Fuel is supplied to the carburettor by a specially modified S.U. dual electric pump from a 19-gallon tank at the rear of the chassis. As shown in Fig. 7, the pump is mounted on the off side of the frame between the arms of the cruciform frame member. A green warning lamp lights up when the supply is down to about two gallons. There is, of course, an electric fuel gauge on the instrument board indicating the total quantity of fuel in the tank.
To enable both halves of the dual fuel pump to be checked separately, a change-over switch is arranged on the instrument board in addition to the ordinary ignition switch which is marked “both,” and which also controls the pumps. The other two positions, marked “A” and “B,” should occasionally be used for a few miles’ running when it each half of the pump is in working order it should make no difference to the running of moderate throttle openings.
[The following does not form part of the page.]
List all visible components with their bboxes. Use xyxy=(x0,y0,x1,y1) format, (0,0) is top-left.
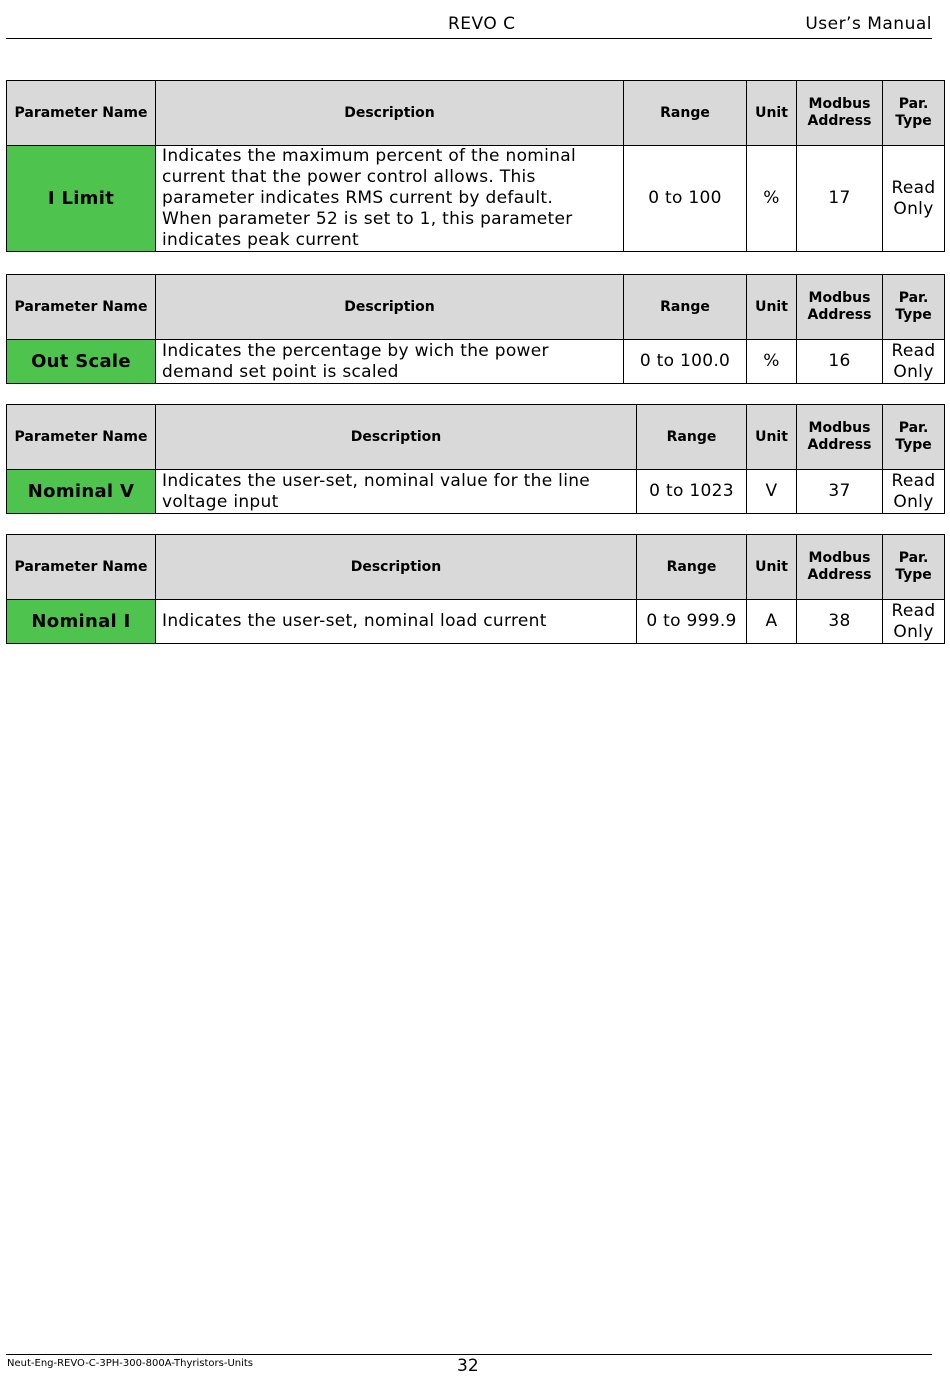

The S.U. starting device is now quite well known, and the controlling element is a thermostat, exposed to the engine cooling water. This actuates a switch that controls a solenoid, which in turn opens up or closes off the starting carburettor. On starting up from cold, as soon as the water in the engine reaches the predetermined temperature the thermostat opens the switch, re-energises the solenoid and puts the starting carburettor out of action. The starting carburettor is embodied as part of one of the main carburettors. A very large intake air silencer and cleaner for the carburettors is fitted above the cylinder block. This is connected by a large T-shaped member to the two carburettors, which are positioned between the head of the T and the induction system. This is a straight tubular member with six short outlet pipes. At the two junctions between the manifold and

Fig. 5. Off side of engine, showing induction system and two coils.